JAJU835 December 2021
Figure 2-26 shows the power supply snippet of the schematic. The design can either be powered from an external 5-V to 30-V power supply or two AAA batteries that are inserted into the battery holder that comes with this design. The selection between these two power supply options is done by the placement of a 0-Ω resistor on two of the three pads of the R14 footprint. By default, the 0-Ω resistor is placed on pads 2 and 3 of the R14 3-pad footprint, thereby powering the design using the battery option. To power the board from the LDO, place a 0-Ω resistor on pads 1 and 2 of the R14 3-pad footprint.
If R14 is configured to be powered from an external power supply, the positive terminal of the power supply must be connected to the VIN test point of the board and the negative terminal of the power supply must be connected to one of the GND test points on the board. The input voltage on VIN must be between 5 V to 30 V, which covers the voltage range of multiple power drill batteries. The TPS70933 LDO takes the 5-V to 30-V input and then regulates this voltage down to 3.3 V.
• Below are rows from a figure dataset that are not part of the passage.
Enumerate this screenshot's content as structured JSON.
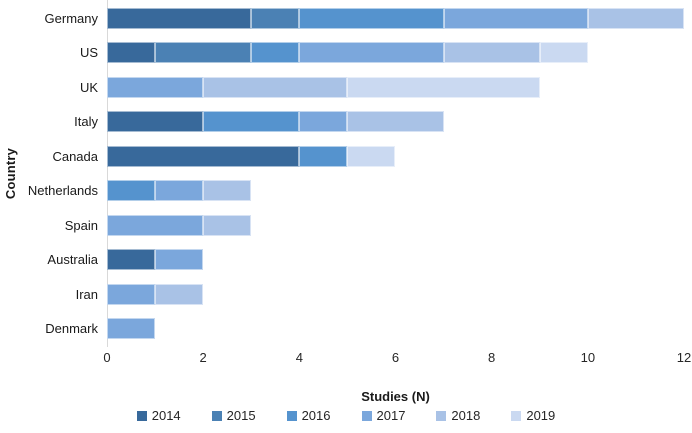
{
  "chart_data": {
    "type": "bar",
    "orientation": "horizontal",
    "stacked": true,
    "title": "",
    "xlabel": "Studies (N)",
    "ylabel": "Country",
    "xlim": [
      0,
      12
    ],
    "xticks": [
      0,
      2,
      4,
      6,
      8,
      10,
      12
    ],
    "grid": false,
    "legend_position": "bottom",
    "axis_line_color": "#d9d9d9",
    "categories": [
      "Germany",
      "US",
      "UK",
      "Italy",
      "Canada",
      "Netherlands",
      "Spain",
      "Australia",
      "Iran",
      "Denmark"
    ],
    "series": [
      {
        "name": "2014",
        "color": "#38699b",
        "values": [
          3,
          1,
          0,
          2,
          4,
          0,
          0,
          1,
          0,
          0
        ]
      },
      {
        "name": "2015",
        "color": "#4b81b4",
        "values": [
          1,
          2,
          0,
          0,
          0,
          0,
          0,
          0,
          0,
          0
        ]
      },
      {
        "name": "2016",
        "color": "#5593ce",
        "values": [
          3,
          1,
          0,
          2,
          1,
          1,
          0,
          0,
          0,
          0
        ]
      },
      {
        "name": "2017",
        "color": "#7ba7dc",
        "values": [
          3,
          3,
          2,
          1,
          0,
          1,
          2,
          1,
          1,
          1
        ]
      },
      {
        "name": "2018",
        "color": "#a9c2e6",
        "values": [
          2,
          2,
          3,
          2,
          0,
          1,
          1,
          0,
          1,
          0
        ]
      },
      {
        "name": "2019",
        "color": "#cad9f1",
        "values": [
          0,
          1,
          4,
          0,
          1,
          0,
          0,
          0,
          0,
          0
        ]
      }
    ],
    "totals": [
      12,
      10,
      9,
      7,
      6,
      3,
      3,
      2,
      2,
      1
    ]
  }
}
If the design is powered from two AAA batteries, note that the VCC rail of the board will depend on the output voltage of the AAA batteries, which will be less than 3.3 V. Since the DRV5056 has a ratiometric analog architecture that scales the sensitivity linearity with the power-supply voltage, the DRV5056 sensitivity will be scaled based on the voltage from the batteries. As an example, if the voltage from the batteries is 3.1 V instead of 3.3 V, the sensitivity at 3.1 V would be about 94% of the sensitivity at 3.3 V. For the A1 device variant used in this design, this means that the sensitivity would be about 112.7 mV/mT typical instead of the 120 mV/mT sensitivity seen at 3.3 V.